The history of life on earth is punctuated by a series of mass extinctions, during which the number of species on earth plummeted. Each of these extinctions changed the landscape of global diversity and allowed new types of organisms to thrive in the aftermath.
The first mass extinction occurred in the Ordovician period, about 500 million years ago (500 mya). A second extinction occurred in the late Devonian period, about 360 mya. This extinction paved the way for a diversification of land plants, insects, and amphibians in the Carboniferous period. The next mass extinction took place at the end of the Paleozoic era in the Permian period, about 250 mya. After this extinction, marine and reptile diversity increased greatly, eventually leading to the "Age of the Dinosaurs." The dinosaur age crashed to a halt in the late Cretaceous period (70 mya), when the most recent mass extinction eliminated the last dinosaurs and allowed mammals to become a dominant form of life.
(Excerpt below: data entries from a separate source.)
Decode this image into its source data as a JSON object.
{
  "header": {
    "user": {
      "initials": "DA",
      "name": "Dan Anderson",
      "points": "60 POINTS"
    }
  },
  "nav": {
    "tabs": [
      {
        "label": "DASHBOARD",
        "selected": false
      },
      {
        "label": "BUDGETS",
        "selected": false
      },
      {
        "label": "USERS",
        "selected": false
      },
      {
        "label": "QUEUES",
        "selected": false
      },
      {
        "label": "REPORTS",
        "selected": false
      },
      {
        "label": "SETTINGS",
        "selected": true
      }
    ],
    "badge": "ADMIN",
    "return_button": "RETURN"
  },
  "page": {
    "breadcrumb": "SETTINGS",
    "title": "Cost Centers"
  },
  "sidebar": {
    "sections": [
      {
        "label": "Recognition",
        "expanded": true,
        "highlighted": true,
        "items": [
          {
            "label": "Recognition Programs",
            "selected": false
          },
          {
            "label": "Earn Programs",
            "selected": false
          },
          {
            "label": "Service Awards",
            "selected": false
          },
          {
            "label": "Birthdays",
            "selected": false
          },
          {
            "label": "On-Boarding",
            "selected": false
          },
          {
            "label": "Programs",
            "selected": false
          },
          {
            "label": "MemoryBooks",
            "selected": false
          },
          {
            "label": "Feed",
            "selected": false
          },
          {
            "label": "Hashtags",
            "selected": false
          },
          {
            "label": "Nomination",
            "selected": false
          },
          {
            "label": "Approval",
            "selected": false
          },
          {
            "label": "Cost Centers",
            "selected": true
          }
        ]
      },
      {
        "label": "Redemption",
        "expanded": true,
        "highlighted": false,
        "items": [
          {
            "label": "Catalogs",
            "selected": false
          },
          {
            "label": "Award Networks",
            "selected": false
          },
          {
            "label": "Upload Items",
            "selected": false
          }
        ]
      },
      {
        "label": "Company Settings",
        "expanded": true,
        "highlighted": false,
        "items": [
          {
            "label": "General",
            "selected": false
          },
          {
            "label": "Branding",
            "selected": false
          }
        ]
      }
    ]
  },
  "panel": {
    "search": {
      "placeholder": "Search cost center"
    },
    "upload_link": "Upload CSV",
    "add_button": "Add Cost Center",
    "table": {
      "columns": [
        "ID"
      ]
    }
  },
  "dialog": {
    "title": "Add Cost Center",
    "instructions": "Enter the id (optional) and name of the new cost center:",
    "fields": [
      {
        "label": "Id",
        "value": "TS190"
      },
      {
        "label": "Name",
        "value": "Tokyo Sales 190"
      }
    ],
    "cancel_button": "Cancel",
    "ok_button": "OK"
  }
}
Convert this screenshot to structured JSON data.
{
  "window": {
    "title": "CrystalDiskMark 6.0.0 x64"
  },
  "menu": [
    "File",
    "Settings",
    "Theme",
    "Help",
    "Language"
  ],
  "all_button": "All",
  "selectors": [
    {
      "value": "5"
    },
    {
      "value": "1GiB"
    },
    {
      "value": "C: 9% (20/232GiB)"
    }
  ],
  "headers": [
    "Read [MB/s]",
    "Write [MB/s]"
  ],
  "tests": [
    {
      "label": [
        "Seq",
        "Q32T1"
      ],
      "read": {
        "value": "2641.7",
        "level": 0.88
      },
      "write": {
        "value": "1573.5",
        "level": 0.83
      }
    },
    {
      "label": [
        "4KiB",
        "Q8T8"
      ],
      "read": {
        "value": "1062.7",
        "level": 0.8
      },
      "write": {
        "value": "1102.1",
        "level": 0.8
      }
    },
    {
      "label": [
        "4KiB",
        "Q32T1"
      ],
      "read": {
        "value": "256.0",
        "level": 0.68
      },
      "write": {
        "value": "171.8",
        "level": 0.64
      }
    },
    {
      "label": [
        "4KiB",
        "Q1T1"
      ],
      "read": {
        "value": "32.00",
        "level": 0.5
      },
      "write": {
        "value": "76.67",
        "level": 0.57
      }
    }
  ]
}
The first fossil evidence of life is found in the Archaen era, around 3500 mya. During this era, prokaryote life forms diversified, the first photosynthesis appeared, producing oxygen and radically changing the atmosphere of the earth, thereby allowing for the development of aerobic respiration. The first eukaryotes do not appear until well into the Proterzoic era, approximately 1900 mya. Around 640 mya the first multicellular organisms appear.
The Paleozoic era shows many major changes. After the Ordovician extinction, plants and insects begin colonizing the land. Vertebrates such as the bony fish diversify, and amphibians begin coming out of the water in the Devonian period. In the Permian period, about 290 mya, the earth's continents form one large land mass called Pangaea. At this time, reptiles begin to dominate over amphibians on land.
The Mesozoic era, commonly known as the "Age of the Dinosaurs", sees two major changes. The first is the diversification and domination of reptiles on land. The second is the separation of Pangaea into what will eventually become the modern continents.
The Cenozoic era, which followed the mass extinction of the late Cretaceous period, takes geological history up to modern times. In this era, beginning only 65 mya, mammals and flowering plants diversify and dominate over the previously prevalent reptiles and gymnosperms. Only in the Quaternary period, the most recent period, do we see the evolution of humans.